The formula for probability of A given B is, $P\left(A|B\right)=\frac{P\left(A\text{and }B\right)}{P\left(B\right)}$

The required probability is $P\left(A_1|S\right)$.

$P\left(A_1|S\right)=\frac{P\left(A_1\cap S\right)}{P\left(S\right)}$

From the table of probabilities, it can be observed that the probability of an individual is in the age group 18-24, and the individual uses seat belt regularly 0.06833. Also, the probability that individual uses seat belt regularly is 0.28667.

$\begin{array}{c}P\left(A_1|S\right)=\frac{P\left(A_1\cap S\right)}{P\left(S\right)}\\ =\frac{0.06833}{0.28667}\\ =0.238\end{array}$

That is, $P\left(A_1|S\right)=0.238$.

iv.

The required probability is $P\left(\text{Not }{A}_1\right)$.

It is given that A₁ denotes the event that a randomly selected individual is in the age group 18-24.

From Part (i), it is clear that probability that a randomly selected individual is in the age group 18-24 is 0.16667. That is, $P\left(A_1\right)=0.167$.

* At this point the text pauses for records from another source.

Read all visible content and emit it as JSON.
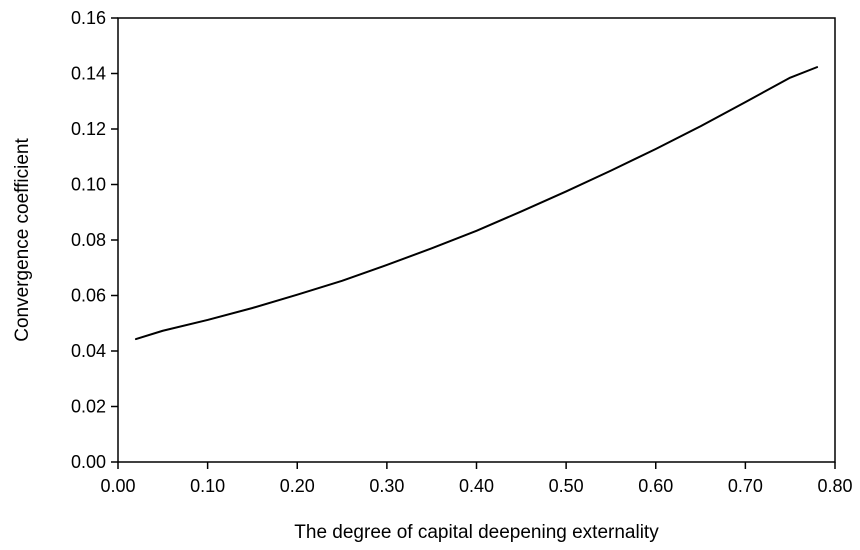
{
  "chart_data": {
    "type": "line",
    "title": "",
    "xlabel": "The degree of capital deepening externality",
    "ylabel": "Convergence coefficient",
    "xlim": [
      0,
      0.8
    ],
    "ylim": [
      0,
      0.16
    ],
    "x_ticks": [
      "0.00",
      "0.10",
      "0.20",
      "0.30",
      "0.40",
      "0.50",
      "0.60",
      "0.70",
      "0.80"
    ],
    "y_ticks": [
      "0.00",
      "0.02",
      "0.04",
      "0.06",
      "0.08",
      "0.10",
      "0.12",
      "0.14",
      "0.16"
    ],
    "grid": false,
    "legend": "none",
    "series": [
      {
        "color": "#000000",
        "x": [
          0.02,
          0.05,
          0.1,
          0.15,
          0.2,
          0.25,
          0.3,
          0.35,
          0.4,
          0.45,
          0.5,
          0.55,
          0.6,
          0.65,
          0.7,
          0.75,
          0.78
        ],
        "y": [
          0.0443,
          0.0473,
          0.0512,
          0.0555,
          0.0603,
          0.0653,
          0.071,
          0.077,
          0.0833,
          0.0903,
          0.0975,
          0.105,
          0.1128,
          0.121,
          0.1297,
          0.1385,
          0.1423
        ]
      }
    ]
  }
}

The required probability can be obtained as the compliment of the probability that a randomly selected individual is in the age group 18-24.

The probability is calculated as follows:

$\begin{array}{c}P\left(\text{Not }{A}_1\right)=1-0.167\\ =0.833\end{array}$

Thus, $P\left(\text{Not }{A}_1\right)=0.833$.

v.

The required probability is $P\left(S|A_1\right)$.

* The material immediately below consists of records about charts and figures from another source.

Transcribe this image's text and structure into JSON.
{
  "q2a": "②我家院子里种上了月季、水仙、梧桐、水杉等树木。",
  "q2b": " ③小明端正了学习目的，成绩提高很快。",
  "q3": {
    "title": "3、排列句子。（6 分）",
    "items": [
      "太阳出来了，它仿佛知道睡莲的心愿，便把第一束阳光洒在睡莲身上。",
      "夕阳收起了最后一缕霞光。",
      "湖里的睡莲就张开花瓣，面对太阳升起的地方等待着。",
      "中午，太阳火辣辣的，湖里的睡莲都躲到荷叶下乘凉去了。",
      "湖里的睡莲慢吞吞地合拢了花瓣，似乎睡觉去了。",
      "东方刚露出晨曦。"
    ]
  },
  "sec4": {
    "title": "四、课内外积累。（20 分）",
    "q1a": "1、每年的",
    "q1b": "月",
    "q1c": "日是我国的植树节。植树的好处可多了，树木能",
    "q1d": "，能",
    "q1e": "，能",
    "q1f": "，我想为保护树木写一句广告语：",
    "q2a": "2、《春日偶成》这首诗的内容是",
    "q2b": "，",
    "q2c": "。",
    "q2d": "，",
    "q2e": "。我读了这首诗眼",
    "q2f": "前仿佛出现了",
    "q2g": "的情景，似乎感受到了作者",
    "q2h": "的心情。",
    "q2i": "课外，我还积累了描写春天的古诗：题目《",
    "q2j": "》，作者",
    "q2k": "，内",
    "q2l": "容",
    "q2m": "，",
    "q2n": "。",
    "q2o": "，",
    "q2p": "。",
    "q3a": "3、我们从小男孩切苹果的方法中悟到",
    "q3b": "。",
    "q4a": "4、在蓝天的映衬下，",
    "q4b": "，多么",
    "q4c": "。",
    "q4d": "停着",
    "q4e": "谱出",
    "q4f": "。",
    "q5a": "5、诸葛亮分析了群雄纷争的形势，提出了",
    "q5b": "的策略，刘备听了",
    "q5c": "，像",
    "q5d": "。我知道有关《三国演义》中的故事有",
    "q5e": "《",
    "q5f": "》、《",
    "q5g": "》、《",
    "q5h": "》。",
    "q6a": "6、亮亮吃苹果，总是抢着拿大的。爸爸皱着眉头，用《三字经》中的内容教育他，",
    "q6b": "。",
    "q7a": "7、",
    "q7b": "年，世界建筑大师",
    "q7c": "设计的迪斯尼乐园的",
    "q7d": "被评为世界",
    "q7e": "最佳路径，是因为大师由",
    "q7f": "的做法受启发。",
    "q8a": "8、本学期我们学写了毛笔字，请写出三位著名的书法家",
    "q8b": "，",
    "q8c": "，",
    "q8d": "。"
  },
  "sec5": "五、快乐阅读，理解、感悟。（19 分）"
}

$P\left(S|A_1\right)=\frac{P\left(S\cap A_1\right)}{P\left(A_1\right)}$

From the table of probabilities, it can be observed that the probability of an individual is in the age group 18-24 and the individual uses seat belt regularly 0.06833. Also, the probability that individual is in the age group 18-24 is 0.16667.

$\begin{array}{c}P\left(S|A_1\right)=\frac{P\left(S\cap A_1\right)}{P\left(A_1\right)}\\ =\frac{0.06833}{0.16667}\\ =0.41\end{array}$

That is, $P\left(S|A_1\right)=0.41$.

vi.

The required probability is $P\left(S|A_6\right)$.

$P\left(S|A_6\right)=\frac{P\left(S\cap A_6\right)}{P\left(A_6\right)}$

Event A₆ denotes the event that a randomly selected individual is in the age group 65 and older. From the table of probabilities, it can be observed that the probability of an individual is in the age group 65 and older and the individual uses seat belt regularly 0.03. Also, the probability that an individual is in the age group 65 and older is 0.16667.

$\begin{array}{c}P\left(S|A_6\right)=\frac{P\left(S\cap A_6\right)}{P\left(A_6\right)}\\ =\frac{0.03}{0.16667}\\ =0.18\end{array}$

That is, $P\left(S|A_6\right)=0.18$.

b.

To determine

Explain how 18-24 years and seniors differ with respect to seat belt usage using the probabilities $P\left(S|A_1\right)$ and $P\left(S|A_6\right)$ obtained in Part (a).

Explanation of Solution

From Part (a), the probability that a randomly selected individual uses seat belt regularly, given that the individual is in the age group 18-24 is 0.41. Also, the probability that randomly selected individual uses seat belt regularly, given that the individual is in the age group 65 and older is 0.18.

The probabilities state that 18-24 years are more likely to wear seat belts regularly than seniors.